The life story of Takumi Toyoko (b. 1929) illustrates the material and corporeal practices of popular Jōdo Shin in the Hokuriku region. At the intersection between a secret Jōdo Shin confraternity and a healer with an open clientele, Takumi and her devotees challenge stereotypical notions of Jōdo Shin as being opposed to magic and folk traditions. Rather than emphasizing scriptural authority, Takumi communicates directly with the Buddha Amida and wields her own body as a vehicle of salvation. Yet Amida is not Takumi’s only source of divine wisdom. She also communicates with a variety of Buddhist divinities, Shintō kami, ancestors, and animal spirits and manipulates icons and other material objects to effect healing for her clients. Based on ethnographic fieldwork and Takumi’s autobiography, this paper argues that Takumi’s embodied and affective practices defy hegemonic constructions of a Jōdo Shin identity. 

Bio:

Barbara Rossetti Ambros is a professor in East Asian Religions in the Department of Religious Studies at the University of North Carolina at Chapel Hill.
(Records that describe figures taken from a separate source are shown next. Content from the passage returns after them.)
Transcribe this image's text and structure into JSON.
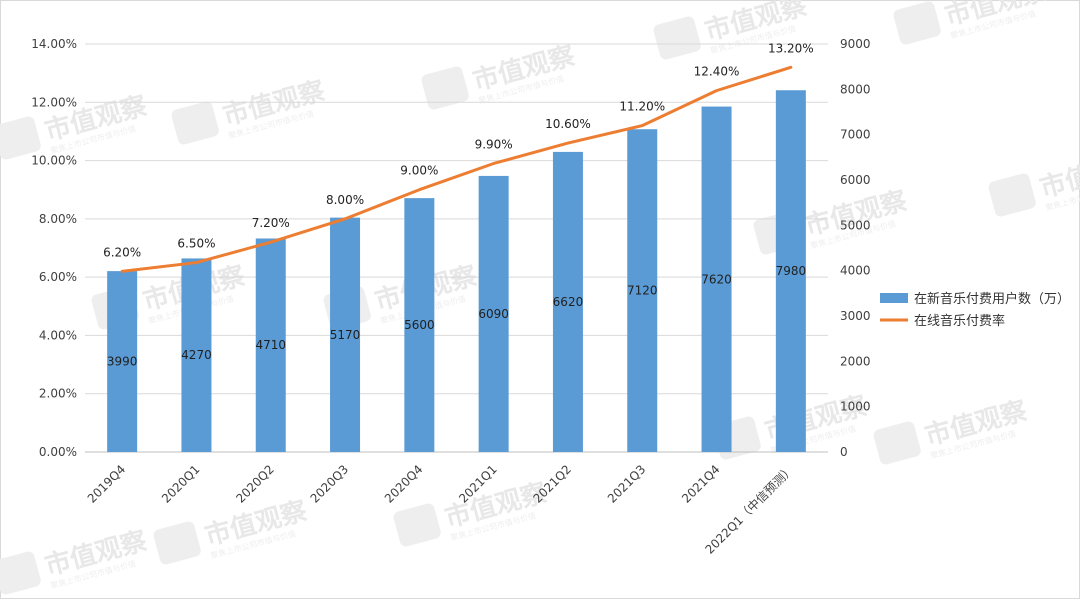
{
  "chart_data": {
    "type": "bar+line",
    "categories": [
      "2019Q4",
      "2020Q1",
      "2020Q2",
      "2020Q3",
      "2020Q4",
      "2021Q1",
      "2021Q2",
      "2021Q3",
      "2021Q4",
      "2022Q1（中信预测）"
    ],
    "bar_series": {
      "name": "在新音乐付费用户数（万）",
      "values": [
        3990,
        4270,
        4710,
        5170,
        5600,
        6090,
        6620,
        7120,
        7620,
        7980
      ],
      "color": "#5b9bd5",
      "axis": "right"
    },
    "line_series": {
      "name": "在线音乐付费率",
      "values": [
        6.2,
        6.5,
        7.2,
        8.0,
        9.0,
        9.9,
        10.6,
        11.2,
        12.4,
        13.2
      ],
      "labels": [
        "6.20%",
        "6.50%",
        "7.20%",
        "8.00%",
        "9.00%",
        "9.90%",
        "10.60%",
        "11.20%",
        "12.40%",
        "13.20%"
      ],
      "color": "#ed7d31",
      "axis": "left"
    },
    "left_axis": {
      "ylim": [
        0,
        14
      ],
      "ticks": [
        "0.00%",
        "2.00%",
        "4.00%",
        "6.00%",
        "8.00%",
        "10.00%",
        "12.00%",
        "14.00%"
      ]
    },
    "right_axis": {
      "ylim": [
        0,
        9000
      ],
      "ticks": [
        "0",
        "1000",
        "2000",
        "3000",
        "4000",
        "5000",
        "6000",
        "7000",
        "8000",
        "9000"
      ]
    },
    "grid": true,
    "legend_position": "right"
  },
  "watermark": {
    "title": "市值观察",
    "subtitle": "聚焦上市公司市值与价值"
  }
}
Her research on Japanese Religions has focused on issues in gender studies; human-animal relationships; place and space; and pilgrimage. She is the author of Women in Japanese Religions (New York University Press, 2015), Bones of Contention: Animals and Religion in Contemporary Japan (University of Hawai‘i Press, 2012), and Emplacing a Pilgrimage: The Early Modern Ōyama Cult and Regional Religion (Harvard University Asia Center, 2008). She has been serving as co-chair of the Animals and Religion Group of the American Academy of Religions since 2014. Previously, she served as the co-chair of the Japanese Religions Group at the American Academy of Religions from 2008 to 2014 and as the President for the Study of Japanese Religions from 2008 to 2011. She holds a PhD in East Asian Civilization and Languages from Harvard University (2002), an MA in Regional Studies East Asia from Harvard University (1995), and an MA in English and Comparative Literature from Columbia University (1993).